L’ancien bâtonnier, Laguerre Dionro Djerandi fait remarqué, dans une publication Facebook, que quand l’exercice du pouvoir est encadré par le droit et non par la seule volonté des gouvernants, on parle d’Etat de droit. « Dans un tel État, tous (y compris les autorités publiques) sont soumis à la loi, personne n’en est au dessus, pas même l’Etat, les droits des citoyens sont protégés, le juge est indépendant. C’est dire que cet État a pour piliers, la suprématie de la loi, l’égalité devant elle sans discrimination aucune, la séparation des pouvoirs, l’indépendance de la justice, la protection des droits fondamentaux », relève l’ex bâtonnier. Cependant, poursuit Me Laguerre Dionro Djerandi, « un État peut avoir des lois sans être un État de droit notamment si les lois sont utilisées pour réprimer, discriminer ou protéger le pouvoir ».

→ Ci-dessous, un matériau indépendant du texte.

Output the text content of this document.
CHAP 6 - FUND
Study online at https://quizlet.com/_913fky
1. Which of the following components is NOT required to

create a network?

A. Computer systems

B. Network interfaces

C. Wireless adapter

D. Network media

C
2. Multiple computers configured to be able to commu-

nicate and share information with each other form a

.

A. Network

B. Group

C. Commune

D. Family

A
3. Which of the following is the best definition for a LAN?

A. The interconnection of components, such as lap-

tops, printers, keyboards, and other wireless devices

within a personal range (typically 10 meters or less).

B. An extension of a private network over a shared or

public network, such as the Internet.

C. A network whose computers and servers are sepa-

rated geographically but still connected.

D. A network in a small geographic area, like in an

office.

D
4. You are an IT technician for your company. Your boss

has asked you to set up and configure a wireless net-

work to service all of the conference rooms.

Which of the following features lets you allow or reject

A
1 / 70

Pour l’avocat Laguerre Dionro Djerandi, l’on peut dès lors entrevoir ce qui serait constitutif de menaces ou de nature à remettre en cause l’Etat de droit sous différents angles en considérant que ces menaces ne sont pas toujours de façon spectaculaire mais souvent progressives, diffuses et par accumulation. « Ces menaces peuvent résulter, 1- des atteintes à l’indépendance de la justice. En effet, quand le juge ne peut plus trancher librement, le droit perd sa force ; 2- de la concentration excessive du pouvoir ; 3- de l’instrumentalisation des forces de sécurité et de la justice pénale. Cela peut résulter des arrestations ciblées, des détentions arbitraires, des procédures pénales utilisées comme outil politique. Et alors, la justice n’applique pas le droit ou seulement dans certains cas, les procédures sont biaisées, etc. Du coup, la justice elle-même créée l’insécurité. Ici, le droit devient un instrument de coercition et non une garantie ; 4- des atteintes au processus démocratique par des élections non transparentes, la répression des manifestations, les restrictions des partis politiques et de la société civile ; 5- les restrictions des libertés fondamentales à travers par exemple les atteintes à la liberté d’expression et d’association ; 6- la corruption et l’impunité ; 7- l’affaiblissement des engagements internationaux y compris le repli souverainiste pour échapper aux contrôles ou se soustraire aux garde-fous extérieurs ».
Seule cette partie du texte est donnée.